На работе заявления на увольнение мы подали в один день, Пал Иваныч долго увещевал, что из нас в отделе сделали вполне приличных конструкторов, а мы, неблагодарные, бросаем его в самые напряжённые минуты, как-никак, конец года. С первой частью мы соглашались, особенно я, действительно, два года работы в отделе изменили наши мозги и вложили в них начальные знания о технологии листовой штамповки, конструкциях штамповой оснастки, средствах механизации и прочее, но мы полагали, что какая-то и наша заслуга была в этом, и хотелось бы, чтобы она была отмечена не только словесно.
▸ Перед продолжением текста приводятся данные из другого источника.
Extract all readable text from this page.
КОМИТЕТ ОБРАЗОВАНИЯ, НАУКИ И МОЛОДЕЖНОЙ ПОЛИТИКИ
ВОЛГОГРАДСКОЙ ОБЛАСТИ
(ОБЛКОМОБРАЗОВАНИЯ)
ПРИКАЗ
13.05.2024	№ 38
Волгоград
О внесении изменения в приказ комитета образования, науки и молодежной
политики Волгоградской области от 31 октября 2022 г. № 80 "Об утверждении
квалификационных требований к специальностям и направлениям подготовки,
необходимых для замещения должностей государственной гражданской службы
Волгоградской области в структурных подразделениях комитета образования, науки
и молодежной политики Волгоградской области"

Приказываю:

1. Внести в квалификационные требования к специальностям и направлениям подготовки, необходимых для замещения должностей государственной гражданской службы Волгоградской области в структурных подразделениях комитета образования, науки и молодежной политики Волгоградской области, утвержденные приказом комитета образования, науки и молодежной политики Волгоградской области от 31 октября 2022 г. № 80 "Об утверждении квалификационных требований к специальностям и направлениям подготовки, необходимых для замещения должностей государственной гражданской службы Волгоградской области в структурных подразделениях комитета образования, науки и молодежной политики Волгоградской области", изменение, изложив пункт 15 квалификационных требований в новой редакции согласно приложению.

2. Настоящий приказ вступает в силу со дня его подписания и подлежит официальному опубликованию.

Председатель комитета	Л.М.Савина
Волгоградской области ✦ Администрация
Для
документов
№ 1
Но на увеличение, даже самое небольшое, нашего содержания начальник не соглашался, ссылаясь на нашу ещё не достаточную квалификацию, отсутствие ставок, отсутствие финансов и отсутствие совести у нас. В ходе беседы Пал Иваныч поинтересовался:

– Ну и какую зарплату вам предложили?

– Сто десять рублей и премия как у нас.

– Ну, премия то ли будет, то ли нет.

– Так и у нас так же.

– Ну, мы-то всегда платим, есть план – есть премия.

– Так и у них есть план – есть премия, а когда плана нет, меняют руководство.

Разговор на тему смены руководства явно Пал Иванычу не понравился, и он переменил тему:

– Ну и чего вы из-за двадцатки место будете менять? Да хлопот больше, чем денег.

Такой разговор не понравился уже Саньке, он насупился, исподлобья поглядел на нашего молодого начальника и произнёс:

– А скостерить с Вас двадцатку – поди, не обрадуетесь.

Меня стал разбирать смех, я понял, что, если сейчас наша беседа не прекратится, начну ржать как жеребец, но Пал Иванычу такой оборот не понравился, он подмахнул наши заявления, заставив отработать положенный по закону месяц.

Куда деваться – отработали, а попрощались нормально, мужик он был хороший и как начальник мне нравился. Через тринадцать лет, когда я стал начальником аналогичного отдела, он был директором ВПТИ Тяжмаш и выручил меня, помог спасти план в моём отделе, который завалил предыдущий его начальник.

В начале последней декады декабря семьдесят первого года я приступил к работе в техотделе завода «Новь». Завод являлся структурным подразделением большого научно-производственного объединения, преимущественно занимавшегося оборонной тематикой.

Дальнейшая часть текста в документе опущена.